Olga is venerated as a saint in countries of Slavic origin, where churches use the Byzantine rite: in the Orthodox Church (especially in the Russian Orthodox Church), in the Greek Catholic Church (especially in the Greek Catholic Church of Ukraine), in the Lutheran churches of the Byzantine rite, in the Roman Catholic Church of Russia (of the Latin rite).

Churches and monuments

As an important figure in the history of Christianity, the image of Olga as a saint has persisted. But questions have been asked about Olga as a historical figure and as a character in the Chronicle of Times Past.

The historical characterization of Olga as a vengeful princess, superimposed over her consideration within the Orthodox tradition as a saint, has produced a variety of modern interpretations of her story. Scholars tend to be more conservative with their interpretations, focusing on what the Chronicle of the Olden Times says explicitly: Olga's role in the spread of Christianity in Eastern Europe and Russia. These texts generally focus on Olga's role as advisor to her son, whose decision not to persecute Christians in Kievan Russia was a pivotal moment in the religious history of Russia and its neighbours. Scholarly research on her life tends not to rely on narrative twisting and turning her story, instead focusing on extracting historical facts from the story.

Modern publications, however, have focused on her as a historical figure.

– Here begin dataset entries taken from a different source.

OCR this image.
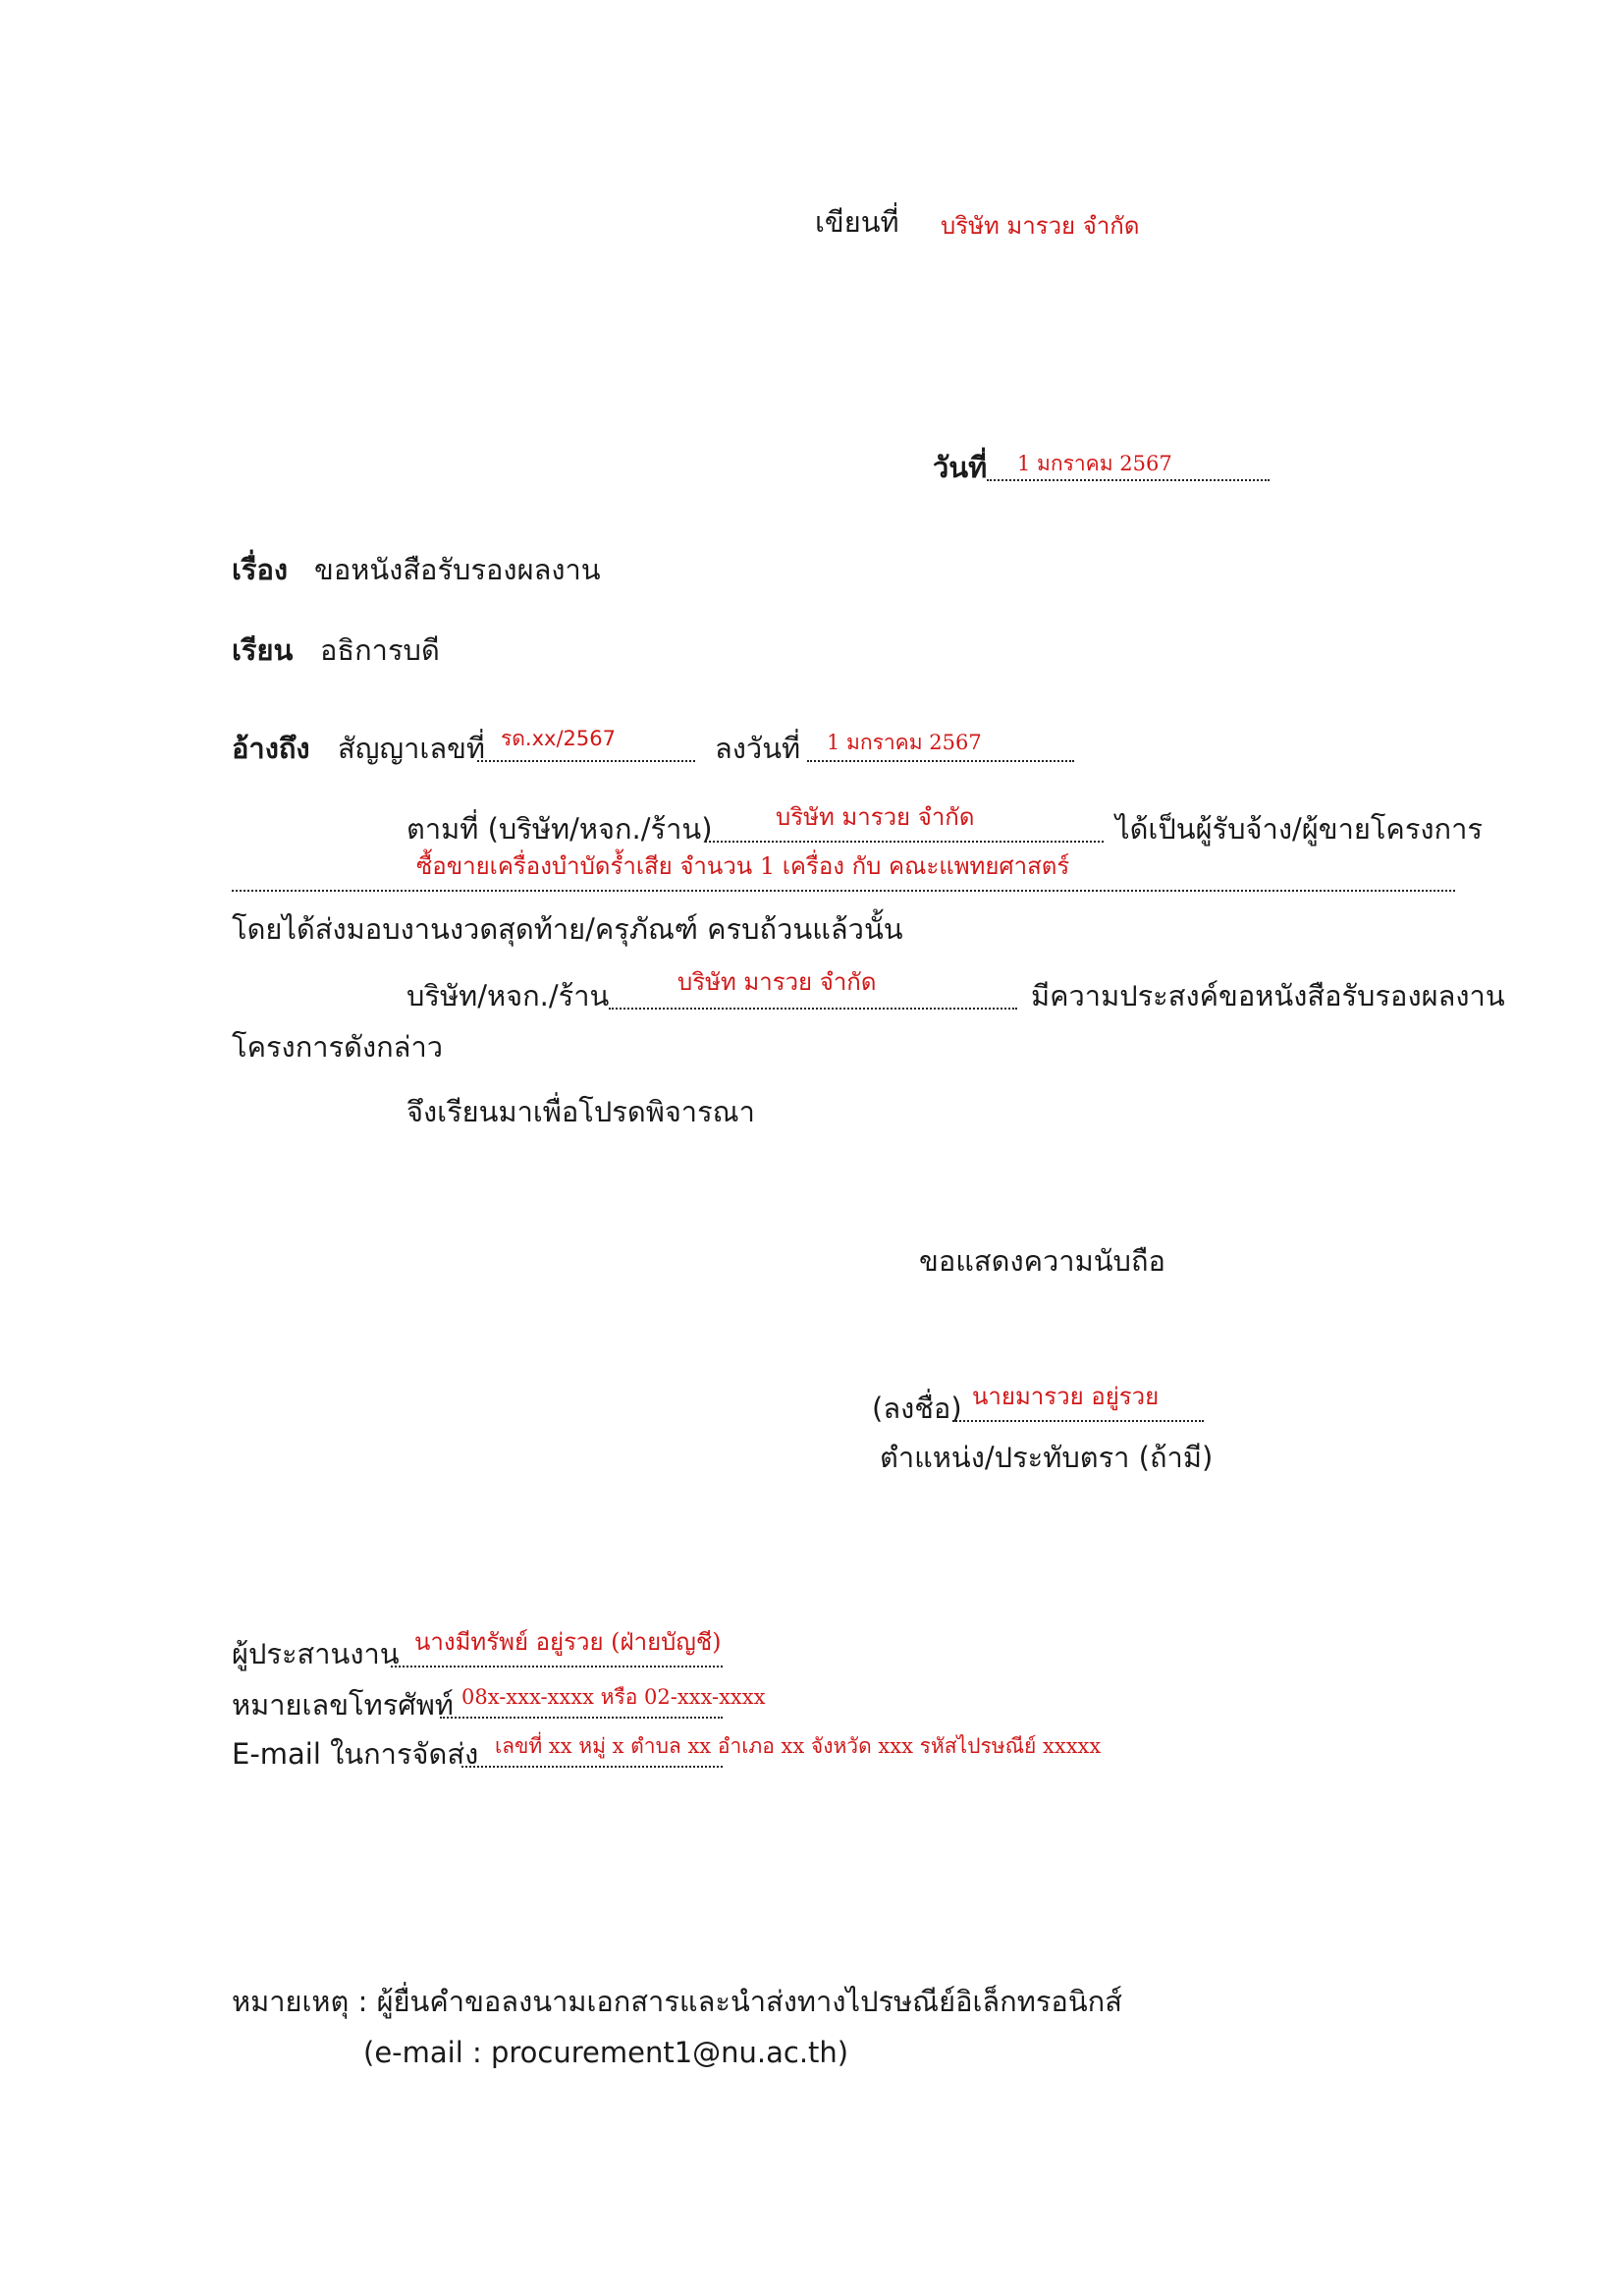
เขียนที่ บริษัท มารวย จำกัด
วันที่ 1 มกราคม 2567
เรื่อง ขอหนังสือรับรองผลงาน
เรียน อธิการบดี
อ้างถึง สัญญาเลขที่ รด.xx/2567	ลงวันที่ 1 มกราคม 2567
ตามที่ (บริษัท/หจก./ร้าน)	บริษัท มารวย จำกัด	ได้เป็นผู้รับจ้าง/ผู้ขายโครงการ
ซื้อขายเครื่องบำบัดร้ำเสีย จำนวน 1 เครื่อง กับ คณะแพทยศาสตร์
โดยได้ส่งมอบงานงวดสุดท้าย/ครุภัณฑ์ ครบถ้วนแล้วนั้น
บริษัท/หจก./ร้าน	บริษัท มารวย จำกัด	มีความประสงค์ขอหนังสือรับรองผลงาน
โครงการดังกล่าว
จึงเรียนมาเพื่อโปรดพิจารณา
ขอแสดงความนับถือ
(ลงชื่อ) นายมารวย อยู่รวย
ตำแหน่ง/ประทับตรา (ถ้ามี)
ผู้ประสานงาน นางมีทรัพย์ อยู่รวย (ฝ่ายบัญชี)
หมายเลขโทรศัพท์ 08x-xxx-xxxx หรือ 02-xxx-xxxx
E-mail ในการจัดส่ง เลขที่ xx หมู่ x ตำบล xx อำเภอ xx จังหวัด xxx รหัสไปรษณีย์ xxxxx
หมายเหตุ : ผู้ยื่นคำขอลงนามเอกสารและนำส่งทางไปรษณีย์อิเล็กทรอนิกส์
(e-mail : procurement1@nu.ac.th)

Journalists have written articles with headlines ranging from "Saint Olga of Kiev is the best warrior princess you've never met" to "Meet the murderous Viking princess who brought faith to Eastern Europe". These texts, written for a wider audience, tend to focus on exploring her life as a kind of historical drama. Her Viking heritage is always mentioned and often used as an explanation for her fiery spirit and military achievements. The authors focus on the most dramatic details of her story: her murder of the two groups of Drevlen ambassadors, her cunning deception of the Drevlen ruler, and her ultimate conquest of her people. A number of sources make her a proto-feminist figure, a woman who did not allow herself to lose her leadership role to contemporaries who believed that only men could have leadership roles in society.

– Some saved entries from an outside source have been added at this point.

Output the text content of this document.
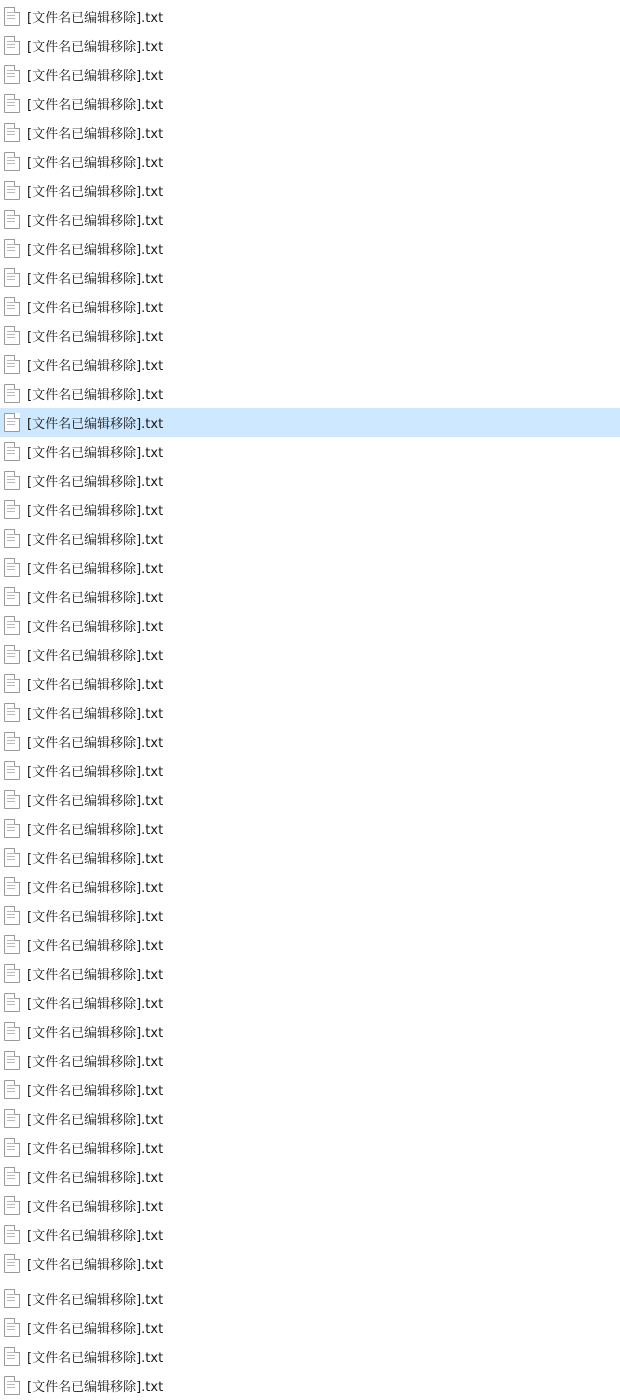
[文件名已编辑移除].txt
[文件名已编辑移除].txt
[文件名已编辑移除].txt
[文件名已编辑移除].txt
[文件名已编辑移除].txt
[文件名已编辑移除].txt
[文件名已编辑移除].txt
[文件名已编辑移除].txt
[文件名已编辑移除].txt
[文件名已编辑移除].txt
[文件名已编辑移除].txt
[文件名已编辑移除].txt
[文件名已编辑移除].txt
[文件名已编辑移除].txt
[文件名已编辑移除].txt
[文件名已编辑移除].txt
[文件名已编辑移除].txt
[文件名已编辑移除].txt
[文件名已编辑移除].txt
[文件名已编辑移除].txt
[文件名已编辑移除].txt
[文件名已编辑移除].txt
[文件名已编辑移除].txt
[文件名已编辑移除].txt
[文件名已编辑移除].txt
[文件名已编辑移除].txt
[文件名已编辑移除].txt
[文件名已编辑移除].txt
[文件名已编辑移除].txt
[文件名已编辑移除].txt
[文件名已编辑移除].txt
[文件名已编辑移除].txt
[文件名已编辑移除].txt
[文件名已编辑移除].txt
[文件名已编辑移除].txt
[文件名已编辑移除].txt
[文件名已编辑移除].txt
[文件名已编辑移除].txt
[文件名已编辑移除].txt
[文件名已编辑移除].txt
[文件名已编辑移除].txt
[文件名已编辑移除].txt
[文件名已编辑移除].txt
[文件名已编辑移除].txt
[文件名已编辑移除].txt
[文件名已编辑移除].txt
[文件名已编辑移除].txt
[文件名已编辑移除].txt
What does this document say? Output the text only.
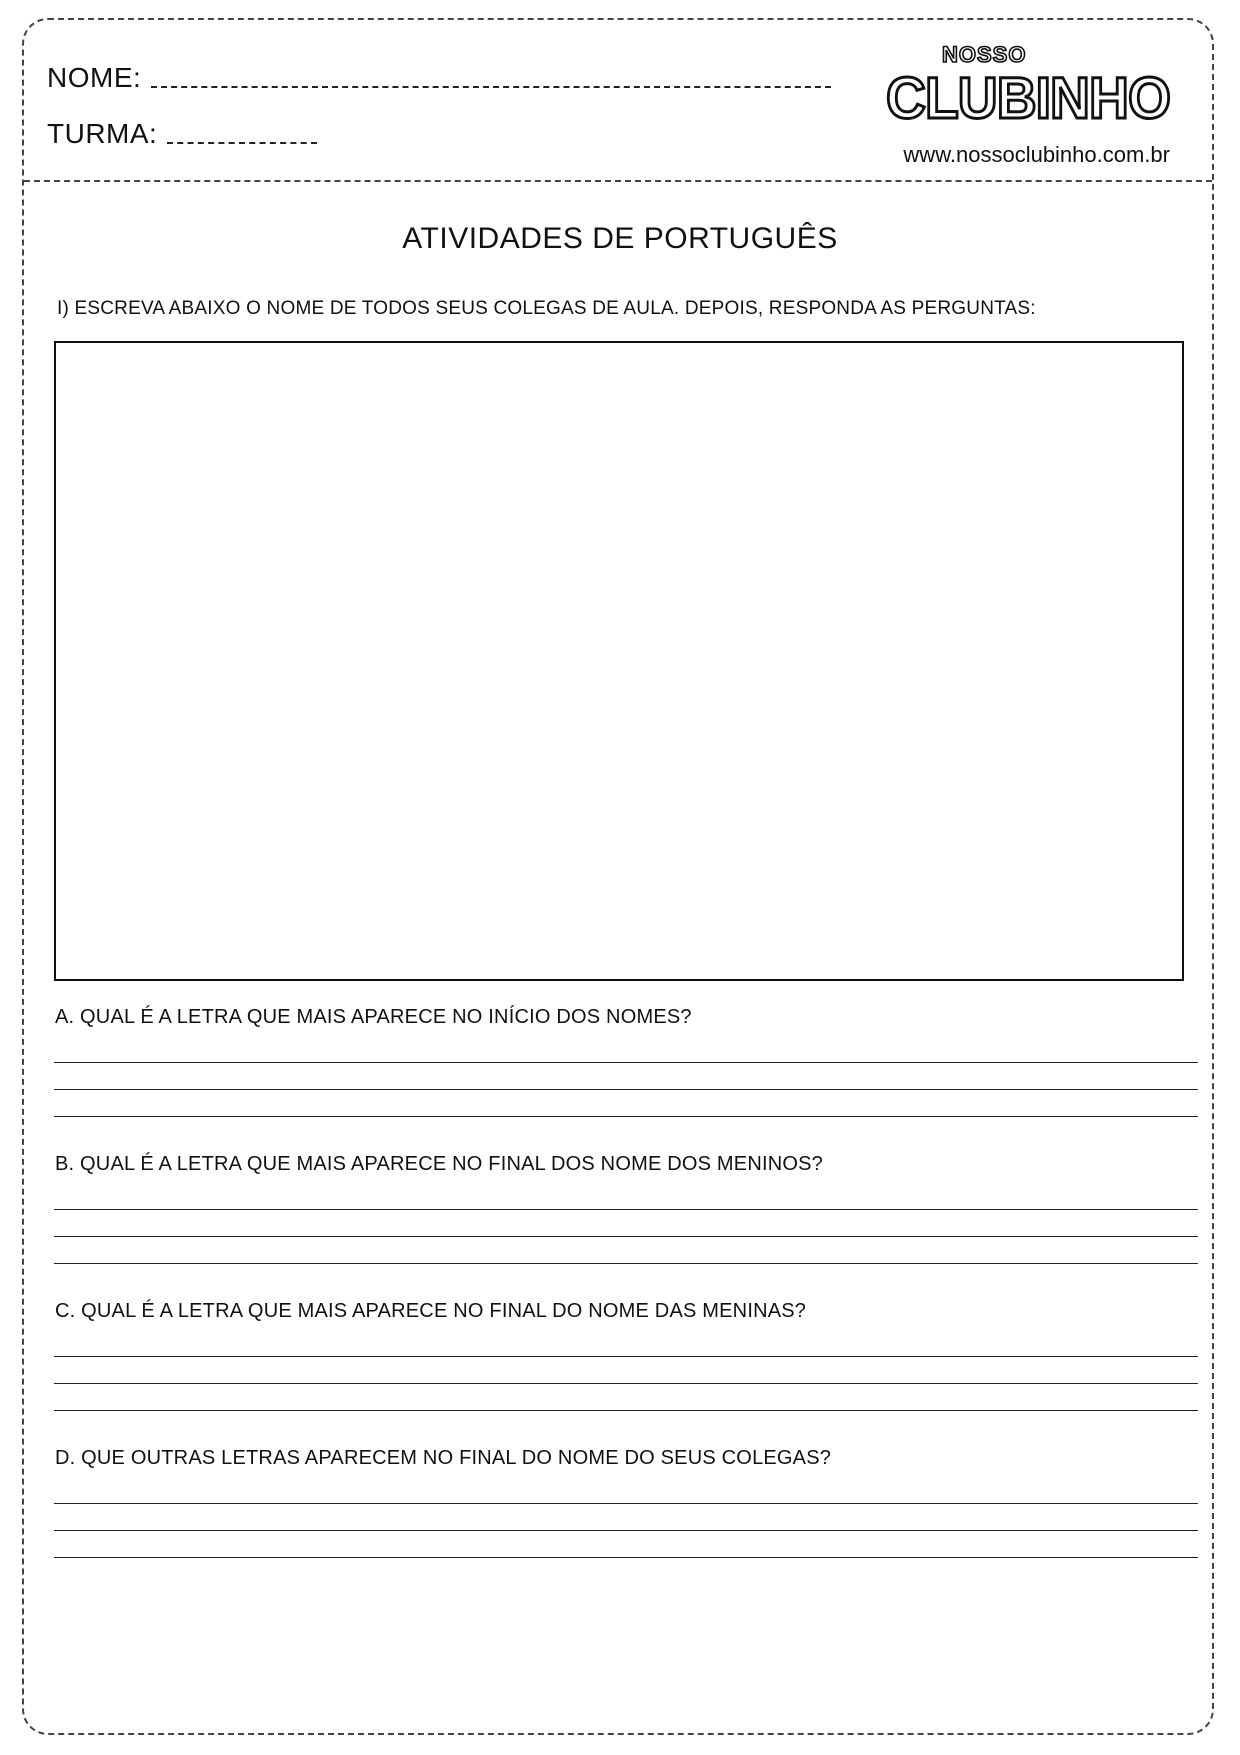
NOME:
TURMA:
NOSSO
CLUBINHO
www.nossoclubinho.com.br
ATIVIDADES DE PORTUGUÊS
I) ESCREVA ABAIXO O NOME DE TODOS SEUS COLEGAS DE AULA. DEPOIS, RESPONDA AS PERGUNTAS:
A. QUAL É A LETRA QUE MAIS APARECE NO INÍCIO DOS NOMES?
B. QUAL É A LETRA QUE MAIS APARECE NO FINAL DOS NOME DOS MENINOS?
C. QUAL É A LETRA QUE MAIS APARECE NO FINAL DO NOME DAS MENINAS?
D. QUE OUTRAS LETRAS APARECEM NO FINAL DO NOME DO SEUS COLEGAS?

Although a number of these contemporary sources refer to Olga as a "warrior princess", there is little evidence to suggest that she actually participated in fighting and killing enemies. Based on historical precedent, it is more likely that she was a commander of troops, a kind of general or commander-in-chief, rather than a warrior of special skill. However, these claims have made their way into the public imagination, as evidenced by the appropriation of her image in the heavy-metal-esque scene.

This duality of his character - on the one hand a revered saint, on the other a bloody commander of troops - made him an attractive figure to subversive artists. In some cases, her image has been captured in the heavy metal scene, notably as a muse and on the cover of A Perfect Absolution, a concept album by French band Gorod about Olga from Kiev.

Format:Saints

Sources

  1. Olga of Kiev
  2. Olga din Kiev
  3. ^ Belarusian: Вольга (Volha); Russian: Ольга (Olga); Ukrainian: Ольга (Olha).
  4. ^ a b „Olga din Kiev”, Gemeinsame Normdatei, accesat în 20 septembrie 2016
  5. ^ a b IeSBE / Olga sveataia[*][[IeSBE / Olga sveataia (articol enciclopedic)|​]]  Verificați valoarea |titlelink= (ajutor)
  6. ^ RBS / Olga[*][[RBS / Olga (articol enciclopedic)|​]]  Verificați valoarea |titlelink= (ajutor)
  7. ^ RBS / Igor Riurikovici[*][[RBS / Igor Riurikovici (articol enciclopedic)|​]]  Verificați valoarea |titlelink= (ajutor)
  8. 1 2 Карпов А. Ю. Княгиня Ольга. — 2007. — (Жизнь замечательных людей). — С. 41. Автор исходит из рождения Святослава Игоревича около 939 года, и, как минимум 16—18-летнего возраста Ольги к моменту рождения.
  9. 1 2 Рыбаков Б. А. Рождение Руси. — 2004. — С. 150.
  10. ^ a b c d e f Francesco Chiti, Santi dell'antica Russia, Milano, Gribaudi, 2001, ISBN 88-7152-647-3.